A integração das forças de Segurança, que se mobilizaram para localizar o suspeito de um crime que gerou grande repercussão e comoção popular, foi fundamental para o êxito da operação.

“É importante frisar que a integração dos órgãos de Segurança Pública gera o resultado mais rápido.
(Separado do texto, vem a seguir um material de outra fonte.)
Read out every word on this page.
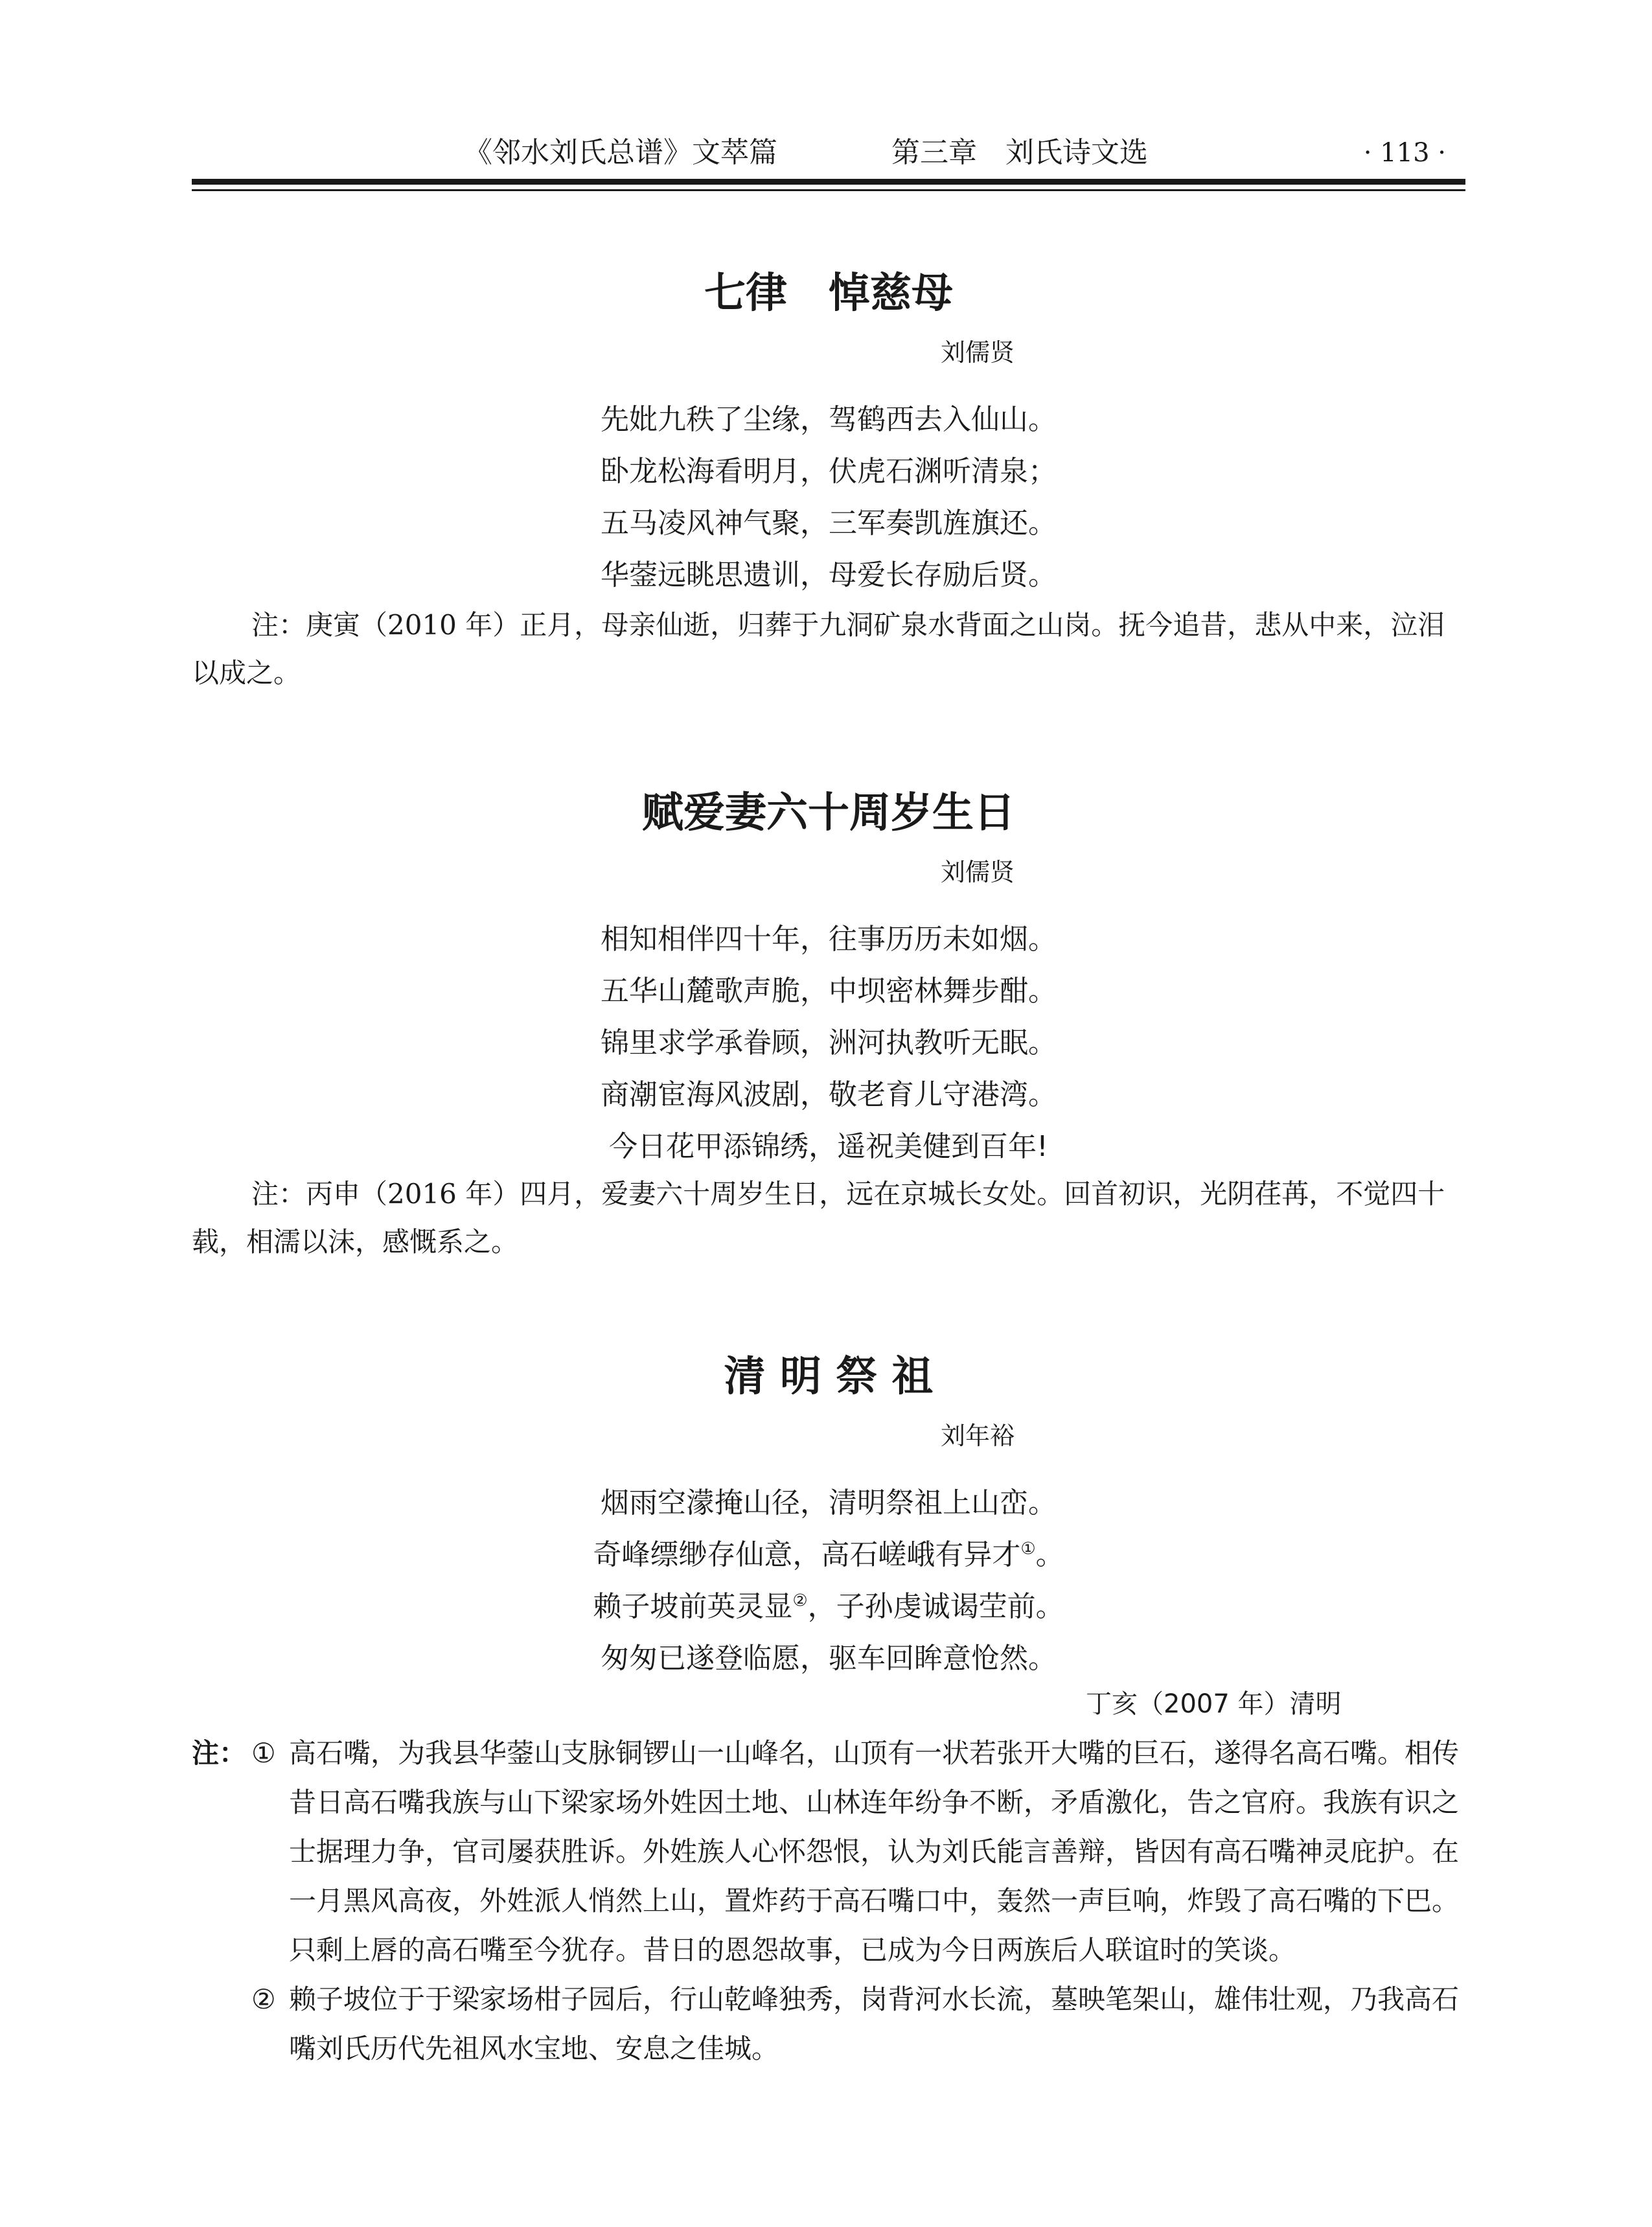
《邻水刘氏总谱》文萃篇	第三章　刘氏诗文选	· 113 ·
七律　悼慈母
刘儒贤
先妣九秩了尘缘，驾鹤西去入仙山。
卧龙松海看明月，伏虎石渊听清泉；
五马凌风神气聚，三军奏凯旌旗还。
华蓥远眺思遗训，母爱长存励后贤。
注：庚寅（2010 年）正月，母亲仙逝，归葬于九洞矿泉水背面之山岗。抚今追昔，悲从中来，泣泪以成之。
赋爱妻六十周岁生日
刘儒贤
相知相伴四十年，往事历历未如烟。
五华山麓歌声脆，中坝密林舞步酣。
锦里求学承眷顾，洲河执教听无眠。
商潮宦海风波剧，敬老育儿守港湾。
今日花甲添锦绣，遥祝美健到百年!
注：丙申（2016 年）四月，爱妻六十周岁生日，远在京城长女处。回首初识，光阴荏苒，不觉四十载，相濡以沫，感慨系之。
清 明 祭 祖
刘年裕
烟雨空濛掩山径，清明祭祖上山峦。
奇峰缥缈存仙意，高石嵯峨有异才①。
赖子坡前英灵显②，子孙虔诚谒茔前。
匆匆已遂登临愿，驱车回眸意怆然。
丁亥（2007 年）清明
注： ① 高石嘴，为我县华蓥山支脉铜锣山一山峰名，山顶有一状若张开大嘴的巨石，遂得名高石嘴。相传昔日高石嘴我族与山下梁家场外姓因土地、山林连年纷争不断，矛盾激化，告之官府。我族有识之士据理力争，官司屡获胜诉。外姓族人心怀怨恨，认为刘氏能言善辩，皆因有高石嘴神灵庇护。在一月黑风高夜，外姓派人悄然上山，置炸药于高石嘴口中，轰然一声巨响，炸毁了高石嘴的下巴。只剩上唇的高石嘴至今犹存。昔日的恩怨故事，已成为今日两族后人联谊时的笑谈。
② 赖子坡位于于梁家场柑子园后，行山乾峰独秀，岗背河水长流，墓映笔架山，雄伟壮观，乃我高石嘴刘氏历代先祖风水宝地、安息之佳城。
Conseguimos empregar nesse curto tempo o helicóptero do DIOA (Departamento Integrado de Operações Aéreas do Amazonas), o sistema Paredão, conseguimos acionar todas as células de inteligência do nosso Estado para trabalhar em conjunto com as polícias Civil e Militar para, de uma maneira rápida, fazer a captura (do suspeito)”, enfatizou o secretário executivo de Operações, da Secretaria de Segurança Pública, André Ribeiro.

De acordo com informações do subcomandante geral da Polícia Militar do Amazonas (PMAM), coronel Thiago Balbi, desde o acionamento da polícia para o local do crime, as equipes se mobilizaram para localizar o suspeito.

Guarnições da 16ª Companhia Interativa Comunitária (Cicom), Rondas Ostensivas Cândido Mariano (Rocam), Força Tática, Comando de Policiamento de Área (CPA) centro-sul e centro-oeste, Grupamento de Radiopatrulhamento Aéreo (GRAER) e a Companhia Independente de Policiamento com Cães (CIPCães) começaram a fazer o cerco no local indicado por denúncias de populares, que deram características semelhantes às de Fernando, bem como dados do GPS da motocicleta utilizada por ele no momento da fuga, que foi abandonada na área do bairro Planalto.

Diante dessas informações, as polícias Civil e Militar, além de equipes do Corpo de Bombeiros Militar do Amazonas (CBMAM), intensificaram as buscas e definiram pontos estratégicos de saída da área de mata densa.

“Como o cerco foi mantido e houve ali um apoio muito grande das tropas da Polícia Militar, onde permaneceu a noite toda lá, os policiais tinham a metodologia para fazer o patrulhamento e entrar na mata e procurar alguns vestígios, houve a prisão desse indivíduo por volta de 1h30 da manhã pelas equipes da 16ª Cicom”, explicou.

O suspeito chegou a afirmar que estava praticando atividade física no momento da abordagem, na tentativa de induzir os policiais ao erro, mas logo depois afirmou a identidade, sem resistir à prisão.

Segundo as investigações da Polícia Civil, a mãe da vítima havia terminado o relacionamento de quatro anos com Fernando em dezembro do ano passado, mas ele não aceitava o fim da união e passou a faltar financeiramente com a vítima e outra criança, ambos frutos do relacionamento.

A mulher, então, pediu para que o pai de Fernando conversasse com ele. Na tarde do dia 22 de janeiro, o suspeito foi até a casa da ex-companheira com uma faca, fazendo ameaças. No mesmo dia, por volta das 18h, Fernando foi até a casa do pai, onde a criança de três anos estava, e disse que daria banho no filho. A demora no banheiro gerou preocupação no pai de Fernando, que começou a insistir que o filho abrisse a porta, momento em que se deparou com o crime.

Inicialmente, havia a suspeita de que o menino tivesse sido morto com golpes de faca, em razão de um vídeo que circulou nas redes sociais mostrando Fernando ameaçando a mãe da criança com uma faca por volta das 15h do mesmo dia e, havia muito sangue na cena do crime, no entanto, o laudo pericial apontou que a causa da morte de Manoel foi asfixia mecânica.